As explained above, there is a circuit formed by connecting an odd number of inverter transistors in cascade, each of which is supplied with a control current from one main electrode of the transistor forming the carrier injection mechanism, and an even number of inverter transistors. one main electrode of the inverter transistor in each final stage of the circuit formed by cascade-connecting the inverter transistors is connected to the control electrode of the other inverter transistor, and each input of the two cascade-connected circuits is the same, Furthermore, the waveform shaping circuit of the present invention is characterized in that an output pulse is extracted from one main electrode of the other inverter transistor by supplying power to the other main electrode of the transistor forming the carrier injection mechanism section. It does not require a capacitor and has a completely different structure from conventional ones. Moreover, it can be integrated at low cost by using conventional manufacturing technology as is, and furthermore, it can be easily integrated into a continuous circuit by simply controlling the power supply. It is possible to obtain a pulse waveform having a desired pulse width, and is of very high practical value.

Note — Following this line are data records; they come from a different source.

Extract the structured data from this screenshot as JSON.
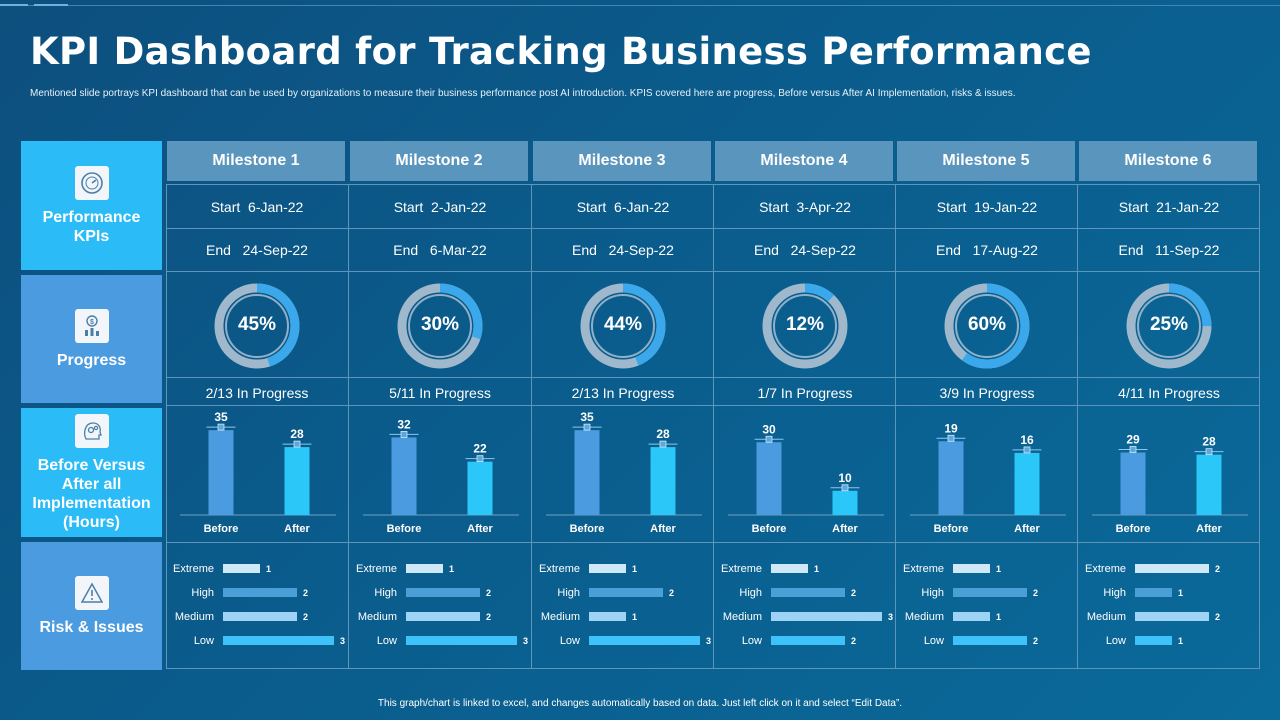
{
  "title": "KPI Dashboard for Tracking Business Performance",
  "subtitle": "Mentioned slide portrays KPI dashboard that can be used by organizations to measure their business performance post AI introduction. KPIS covered here are progress, Before versus After AI Implementation, risks & issues.",
  "footer": "This graph/chart is linked to excel, and changes automatically based on data. Just left click on it and select “Edit Data”.",
  "row_labels": {
    "performance": {
      "label": "Performance KPIs",
      "icon": "speedometer-icon"
    },
    "progress": {
      "label": "Progress",
      "icon": "money-chart-icon"
    },
    "before_after": {
      "label": "Before Versus After all Implementation (Hours)",
      "icon": "gears-head-icon"
    },
    "risk": {
      "label": "Risk & Issues",
      "icon": "warning-icon"
    }
  },
  "colors": {
    "label_bright": "#2bbcf7",
    "label_mid": "#4a9be0",
    "bar_before": "#4a9be0",
    "bar_after": "#2bc7f9",
    "donut_track": "#9fb8cc",
    "donut_fill": "#3aa8ea"
  },
  "bar_labels": {
    "before": "Before",
    "after": "After"
  },
  "risk_levels": [
    "Extreme",
    "High",
    "Medium",
    "Low"
  ],
  "start_prefix": "Start",
  "end_prefix": "End",
  "milestones": [
    {
      "name": "Milestone 1",
      "start": "6-Jan-22",
      "end": "24-Sep-22",
      "progress_label": "45%",
      "progress": 45,
      "status": "2/13 In Progress"
    },
    {
      "name": "Milestone 2",
      "start": "2-Jan-22",
      "end": "6-Mar-22",
      "progress_label": "30%",
      "progress": 30,
      "status": "5/11 In Progress"
    },
    {
      "name": "Milestone 3",
      "start": "6-Jan-22",
      "end": "24-Sep-22",
      "progress_label": "44%",
      "progress": 44,
      "status": "2/13 In Progress"
    },
    {
      "name": "Milestone 4",
      "start": "3-Apr-22",
      "end": "24-Sep-22",
      "progress_label": "12%",
      "progress": 12,
      "status": "1/7 In Progress"
    },
    {
      "name": "Milestone 5",
      "start": "19-Jan-22",
      "end": "17-Aug-22",
      "progress_label": "60%",
      "progress": 60,
      "status": "3/9 In Progress"
    },
    {
      "name": "Milestone 6",
      "start": "21-Jan-22",
      "end": "11-Sep-22",
      "progress_label": "25%",
      "progress": 25,
      "status": "4/11 In Progress"
    }
  ],
  "chart_data": [
    {
      "type": "bar",
      "milestone": "Milestone 1",
      "categories": [
        "Before",
        "After"
      ],
      "values": [
        35,
        28
      ],
      "ylim": [
        0,
        40
      ]
    },
    {
      "type": "bar",
      "milestone": "Milestone 2",
      "categories": [
        "Before",
        "After"
      ],
      "values": [
        32,
        22
      ],
      "ylim": [
        0,
        40
      ]
    },
    {
      "type": "bar",
      "milestone": "Milestone 3",
      "categories": [
        "Before",
        "After"
      ],
      "values": [
        35,
        28
      ],
      "ylim": [
        0,
        40
      ]
    },
    {
      "type": "bar",
      "milestone": "Milestone 4",
      "categories": [
        "Before",
        "After"
      ],
      "values": [
        30,
        10
      ],
      "ylim": [
        0,
        40
      ]
    },
    {
      "type": "bar",
      "milestone": "Milestone 5",
      "categories": [
        "Before",
        "After"
      ],
      "values": [
        19,
        16
      ],
      "ylim": [
        0,
        25
      ]
    },
    {
      "type": "bar",
      "milestone": "Milestone 6",
      "categories": [
        "Before",
        "After"
      ],
      "values": [
        29,
        28
      ],
      "ylim": [
        0,
        45
      ]
    },
    {
      "type": "bar",
      "orientation": "horizontal",
      "milestone": "Milestone 1",
      "categories": [
        "Extreme",
        "High",
        "Medium",
        "Low"
      ],
      "values": [
        1,
        2,
        2,
        3
      ]
    },
    {
      "type": "bar",
      "orientation": "horizontal",
      "milestone": "Milestone 2",
      "categories": [
        "Extreme",
        "High",
        "Medium",
        "Low"
      ],
      "values": [
        1,
        2,
        2,
        3
      ]
    },
    {
      "type": "bar",
      "orientation": "horizontal",
      "milestone": "Milestone 3",
      "categories": [
        "Extreme",
        "High",
        "Medium",
        "Low"
      ],
      "values": [
        1,
        2,
        1,
        3
      ]
    },
    {
      "type": "bar",
      "orientation": "horizontal",
      "milestone": "Milestone 4",
      "categories": [
        "Extreme",
        "High",
        "Medium",
        "Low"
      ],
      "values": [
        1,
        2,
        3,
        2
      ]
    },
    {
      "type": "bar",
      "orientation": "horizontal",
      "milestone": "Milestone 5",
      "categories": [
        "Extreme",
        "High",
        "Medium",
        "Low"
      ],
      "values": [
        1,
        2,
        1,
        2
      ]
    },
    {
      "type": "bar",
      "orientation": "horizontal",
      "milestone": "Milestone 6",
      "categories": [
        "Extreme",
        "High",
        "Medium",
        "Low"
      ],
      "values": [
        2,
        1,
        2,
        1
      ]
    }
  ]
}
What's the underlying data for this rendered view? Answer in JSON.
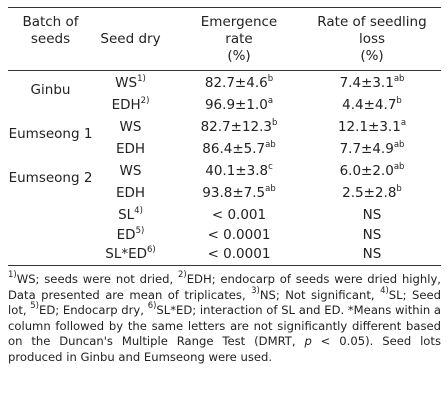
{
  "headers": {
    "batch_l1": "Batch of",
    "batch_l2": "seeds",
    "seed_dry": "Seed dry",
    "emergence_l1": "Emergence",
    "emergence_l2": "rate",
    "emergence_unit": "(%)",
    "loss_l1": "Rate of seedling",
    "loss_l2": "loss",
    "loss_unit": "(%)"
  },
  "rows": [
    {
      "batch": "Ginbu",
      "dry": "WS",
      "dry_sup": "1)",
      "emergence": "82.7±4.6",
      "emergence_sup": "b",
      "loss": "7.4±3.1",
      "loss_sup": "ab"
    },
    {
      "batch": "",
      "dry": "EDH",
      "dry_sup": "2)",
      "emergence": "96.9±1.0",
      "emergence_sup": "a",
      "loss": "4.4±4.7",
      "loss_sup": "b"
    },
    {
      "batch": "Eumseong 1",
      "dry": "WS",
      "dry_sup": "",
      "emergence": "82.7±12.3",
      "emergence_sup": "b",
      "loss": "12.1±3.1",
      "loss_sup": "a"
    },
    {
      "batch": "",
      "dry": "EDH",
      "dry_sup": "",
      "emergence": "86.4±5.7",
      "emergence_sup": "ab",
      "loss": "7.7±4.9",
      "loss_sup": "ab"
    },
    {
      "batch": "Eumseong 2",
      "dry": "WS",
      "dry_sup": "",
      "emergence": "40.1±3.8",
      "emergence_sup": "c",
      "loss": "6.0±2.0",
      "loss_sup": "ab"
    },
    {
      "batch": "",
      "dry": "EDH",
      "dry_sup": "",
      "emergence": "93.8±7.5",
      "emergence_sup": "ab",
      "loss": "2.5±2.8",
      "loss_sup": "b"
    },
    {
      "batch": "",
      "dry": "SL",
      "dry_sup": "4)",
      "emergence": "< 0.001",
      "emergence_sup": "",
      "loss": "NS",
      "loss_sup": ""
    },
    {
      "batch": "",
      "dry": "ED",
      "dry_sup": "5)",
      "emergence": "< 0.0001",
      "emergence_sup": "",
      "loss": "NS",
      "loss_sup": ""
    },
    {
      "batch": "",
      "dry": "SL*ED",
      "dry_sup": "6)",
      "emergence": "< 0.0001",
      "emergence_sup": "",
      "loss": "NS",
      "loss_sup": ""
    }
  ],
  "footnote": {
    "s1": "1)",
    "t1": "WS; seeds were not dried, ",
    "s2": "2)",
    "t2": "EDH; endocarp of seeds were dried highly, Data presented are mean of triplicates, ",
    "s3": "3)",
    "t3": "NS; Not significant, ",
    "s4": "4)",
    "t4": "SL; Seed lot, ",
    "s5": "5)",
    "t5": "ED; Endocarp dry, ",
    "s6": "6)",
    "t6": "SL*ED; interaction of SL and ED. *Means within a column followed by the same letters are not significantly different based on the Duncan's Multiple Range Test (DMRT, ",
    "p": "p",
    "t7": " < 0.05). Seed lots produced in Ginbu and Eumseong were used."
  }
}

[Brief explanation of the drawing]

Fig. 1 is an equivalent circuit diagram for explaining the principle of IIL, Fig. 2 is a diagram showing the relationship between IIL supply power and transmission delay time,
3A to 3C are diagrams explaining the principle of the waveform shaping circuit of the present invention, and FIGS. 4A to 4E are circuit diagrams and operation diagrams showing one embodiment of the waveform shaping circuit of the present invention. 17... PNP transistor forming carrier injection mechanism section, 18... Power supply terminal, 24... Input signal source, 25 to 29, 3
2... Inverter transistor, 33...
...Output terminal.

Claims (1)

[Scope of Claims] 1. A circuit formed by cascading an odd number of inverter transistors, each of which is supplied with a control current from one main electrode of a transistor forming a carrier injection mechanism, and an even number of the inverter transistors. a circuit formed by connecting two inverter transistors in cascade;
and another inverter transistor different from that for forming two cascaded circuits, and one main electrode of the inverter transistor in each final stage of the two cascaded circuits is connected to the control electrode of the other inverter transistor. and each input of the two cascade connection circuits is the same,
Furthermore, by supplying power to the other main electrode of the transistor forming the carrier injection mechanism section, the other main electrode of the other inverter transistor has a pulse width shorter than the input signal. A waveform shaping circuit characterized by extracting delayed output pulses. 2. The waveform shaping circuit according to claim 1, characterized in that the power supplied to the main electrode is made variable.